Après être tombée de ma chaise en entendant ça, je suis remontée dessus en me frottant la tête. Et quelques réflexions me sont venues à l'esprit que j'aimerais partager avec vous.
Tout d'abord, que s'est-il passé au sein du gouvernement qui aurait pu le mettre hors de «capacité» d'écrire cette lettre de mission ? Est-ce que les positions d'Aurélie Filippetti et François Rebsamen sont à ce point divergentes qu'il n'est pas possible de trouver une formulation commune ? Cela est envisageable, surtout quand on voit qu'Aurélie Filippetti est finalement plutôt favorable au non-agrément de l'accord du 22 mars tandis que François Rebsamen s'estime "tenu d'agréer" (au passage : étrange formulation, car dans ce cas on se demande à quoi sert le processus d'agrément). Bref, au fond Jean-Patrick Gille n'a-t-il pas accepté une mission de médiation entre le ministère de la Culture et celui du Travail? Dans ce cas, on comprend que cela soit délicat à écrire noir sur blanc.

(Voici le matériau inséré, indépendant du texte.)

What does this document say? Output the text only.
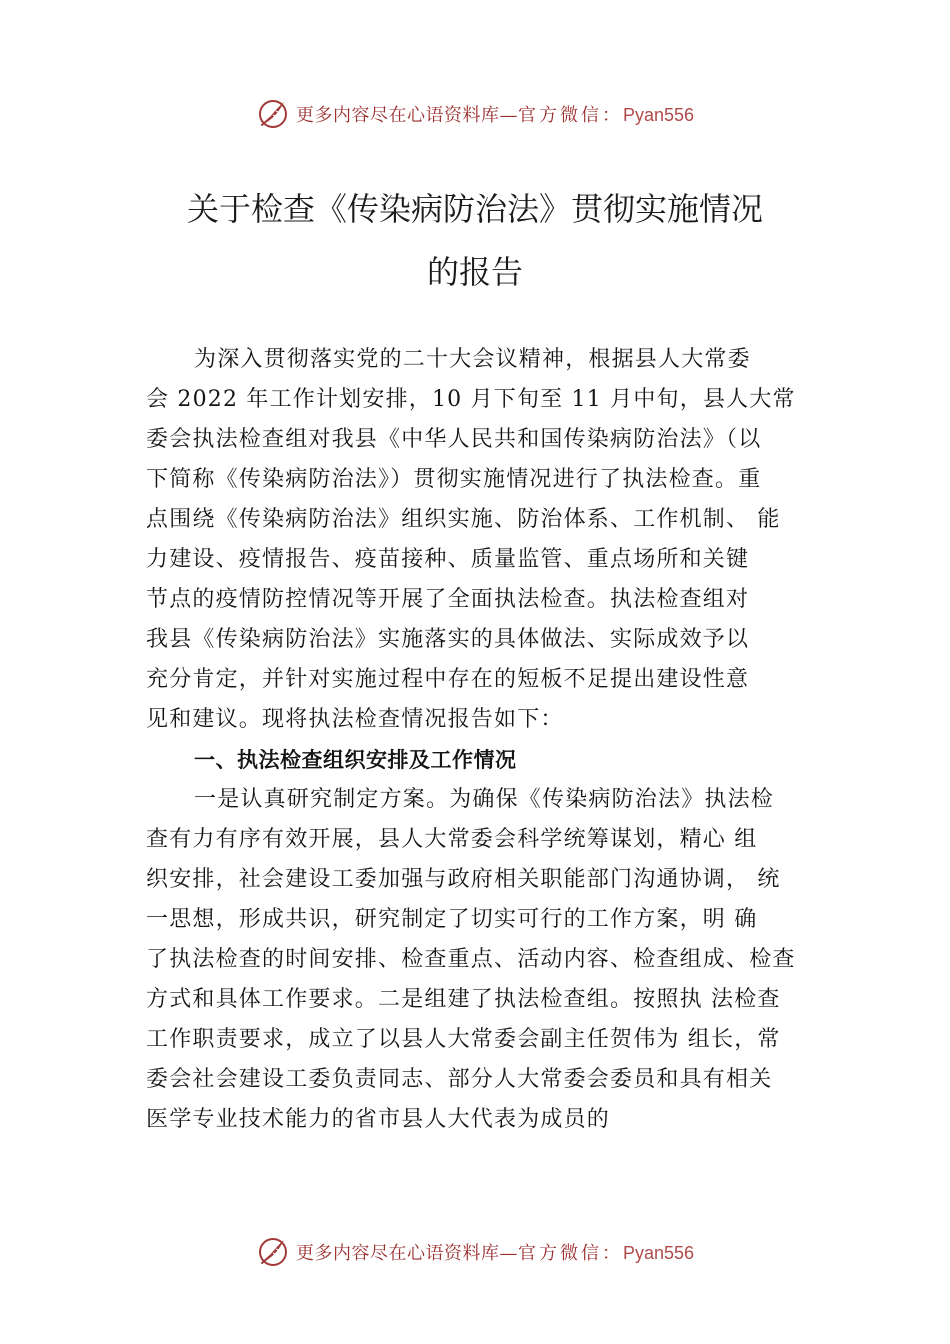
更多内容尽在心语资料库—官方微信：Pyan556
关于检查《传染病防治法》贯彻实施情况
的报告
为深入贯彻落实党的二十大会议精神，根据县人大常委
会 2022 年工作计划安排，10 月下旬至 11 月中旬，县人大常
委会执法检查组对我县《中华人民共和国传染病防治法》（以
下简称《传染病防治法》）贯彻实施情况进行了执法检查。重
点围绕《传染病防治法》组织实施、防治体系、工作机制、 能
力建设、疫情报告、疫苗接种、质量监管、重点场所和关键
节点的疫情防控情况等开展了全面执法检查。执法检查组对
我县《传染病防治法》实施落实的具体做法、实际成效予以
充分肯定，并针对实施过程中存在的短板不足提出建设性意
见和建议。现将执法检查情况报告如下：
一、执法检查组织安排及工作情况
一是认真研究制定方案。为确保《传染病防治法》执法检
查有力有序有效开展，县人大常委会科学统筹谋划，精心 组
织安排，社会建设工委加强与政府相关职能部门沟通协调， 统
一思想，形成共识，研究制定了切实可行的工作方案，明 确
了执法检查的时间安排、检查重点、活动内容、检查组成、检查
方式和具体工作要求。二是组建了执法检查组。按照执 法检查
工作职责要求，成立了以县人大常委会副主任贺伟为 组长，常
委会社会建设工委负责同志、部分人大常委会委员和具有相关
医学专业技术能力的省市县人大代表为成员的
更多内容尽在心语资料库—官方微信：Pyan556
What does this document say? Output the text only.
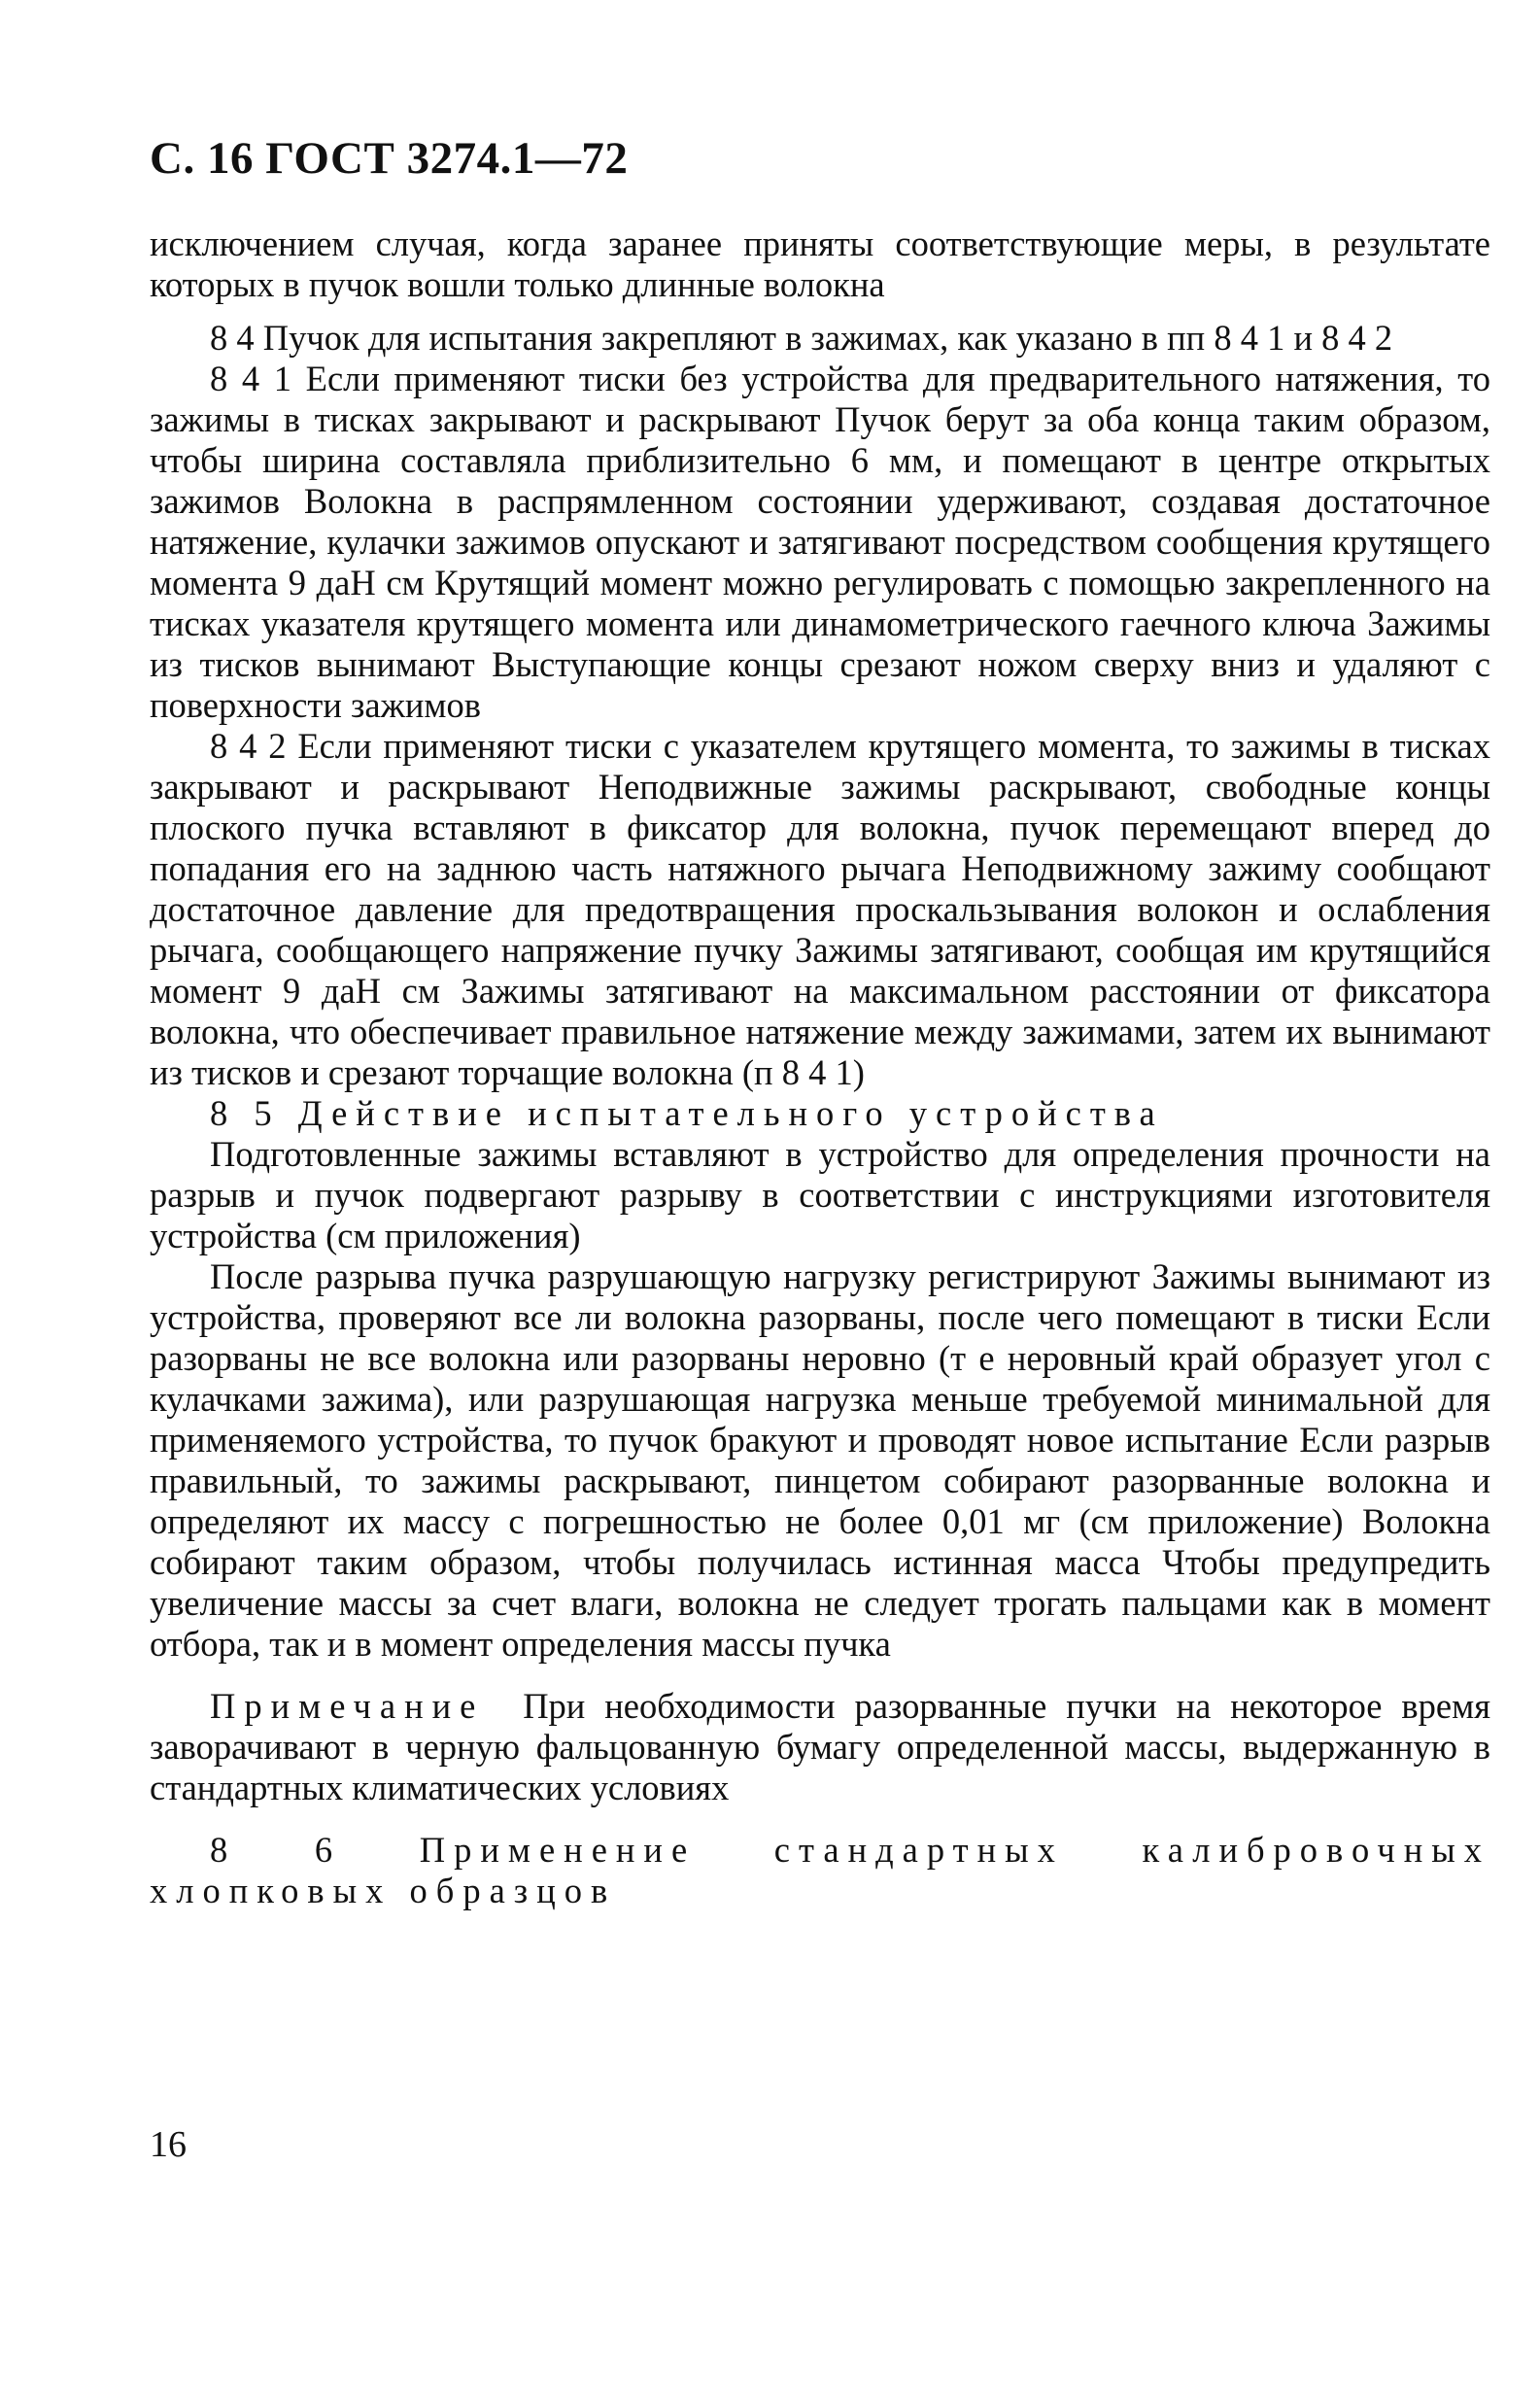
С. 16 ГОСТ 3274.1—72

исключением случая, когда заранее приняты соответствующие меры, в результате которых в пучок вошли только длинные волокна

8 4 Пучок для испытания закрепляют в зажимах, как указано в пп 8 4 1 и 8 4 2

8 4 1 Если применяют тиски без устройства для предварительного натяжения, то зажимы в тисках закрывают и раскрывают Пучок берут за оба конца таким образом, чтобы ширина составляла приблизительно 6 мм, и помещают в центре открытых зажимов Волокна в распрямленном состоянии удерживают, создавая достаточное натяжение, кулачки зажимов опускают и затягивают посредством сообщения крутящего момента 9 даН см Крутящий момент можно регулировать с помощью закрепленного на тисках указателя крутящего момента или динамометрического гаечного ключа Зажимы из тисков вынимают Выступающие концы срезают ножом сверху вниз и удаляют с поверхности зажимов

8 4 2 Если применяют тиски с указателем крутящего момента, то зажимы в тисках закрывают и раскрывают Неподвижные зажимы раскрывают, свободные концы плоского пучка вставляют в фиксатор для волокна, пучок перемещают вперед до попадания его на заднюю часть натяжного рычага Неподвижному зажиму сообщают достаточное давление для предотвращения проскальзывания волокон и ослабления рычага, сообщающего напряжение пучку Зажимы затягивают, сообщая им крутящийся момент 9 даН см Зажимы затягивают на максимальном расстоянии от фиксатора волокна, что обеспечивает правильное натяжение между зажимами, затем их вынимают из тисков и срезают торчащие волокна (п 8 4 1)

8 5 Действие испытательного устройства

Подготовленные зажимы вставляют в устройство для определения прочности на разрыв и пучок подвергают разрыву в соответствии с инструкциями изготовителя устройства (см приложения)

После разрыва пучка разрушающую нагрузку регистрируют Зажимы вынимают из устройства, проверяют все ли волокна разорваны, после чего помещают в тиски Если разорваны не все волокна или разорваны неровно (т е неровный край образует угол с кулачками зажима), или разрушающая нагрузка меньше требуемой минимальной для применяемого устройства, то пучок бракуют и проводят новое испытание Если разрыв правильный, то зажимы раскрывают, пинцетом собирают разорванные волокна и определяют их массу с погрешностью не более 0,01 мг (см приложение) Волокна собирают таким образом, чтобы получилась истинная масса Чтобы предупредить увеличение массы за счет влаги, волокна не следует трогать пальцами как в момент отбора, так и в момент определения массы пучка

Примечание При необходимости разорванные пучки на некоторое время заворачивают в черную фальцованную бумагу определенной массы, выдержанную в стандартных климатических условиях

8 6 Применение стандартных калибровочных хлопковых образцов

16
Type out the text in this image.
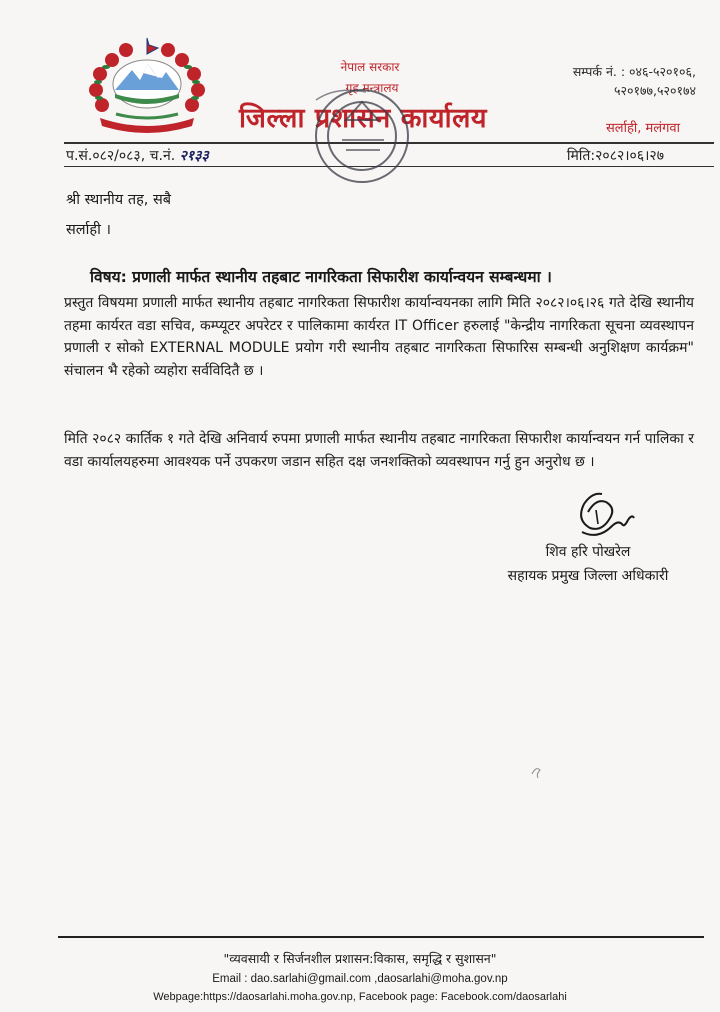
नेपाल सरकार
गृह मन्त्रालय
जिल्ला प्रशासन कार्यालय
सम्पर्क नं. : ०४६-५२०१०६,
५२०१७७,५२०१७४
सर्लाही, मलंगवा
प.सं.०८२/०८३, च.नं. २१३३	मिति:२०८२।०६।२७
श्री स्थानीय तह, सबै
सर्लाही ।
विषय: प्रणाली मार्फत स्थानीय तहबाट नागरिकता सिफारीश कार्यान्वयन सम्बन्धमा ।
प्रस्तुत विषयमा प्रणाली मार्फत स्थानीय तहबाट नागरिकता सिफारीश कार्यान्वयनका लागि मिति २०८२।०६।२६ गते देखि स्थानीय तहमा कार्यरत वडा सचिव, कम्प्यूटर अपरेटर र पालिकामा कार्यरत IT Officer हरुलाई "केन्द्रीय नागरिकता सूचना व्यवस्थापन प्रणाली र सोको EXTERNAL MODULE प्रयोग गरी स्थानीय तहबाट नागरिकता सिफारिस सम्बन्धी अनुशिक्षण कार्यक्रम" संचालन भै रहेको व्यहोरा सर्वविदितै छ ।
मिति २०८२ कार्तिक १ गते देखि अनिवार्य रुपमा प्रणाली मार्फत स्थानीय तहबाट नागरिकता सिफारीश कार्यान्वयन गर्न पालिका र वडा कार्यालयहरुमा आवश्यक पर्ने उपकरण जडान सहित दक्ष जनशक्तिको व्यवस्थापन गर्नु हुन अनुरोध छ ।
शिव हरि पोखरेल
सहायक प्रमुख जिल्ला अधिकारी
"व्यवसायी र सिर्जनशील प्रशासन:विकास, समृद्धि र सुशासन"
Email : dao.sarlahi@gmail.com ,daosarlahi@moha.gov.np
Webpage:https://daosarlahi.moha.gov.np, Facebook page: Facebook.com/daosarlahi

Mais au fait, comment cela est-il seulement possible ? Est-ce que la lettre n'existe matériellement pas ? Est-ce qu'il y a écrit dessus : « Bonjour Monsieur, nos ministères vous confient une mission d'information, vous nous rendrez vos propositions dans 15 jours» ? Dans tous les cas : comment Jean-Patrick Gille a-t-il pu accepter une mission alors que le gouvernement n'est pas en capacité de lui dire officiellement en quoi elle consiste ?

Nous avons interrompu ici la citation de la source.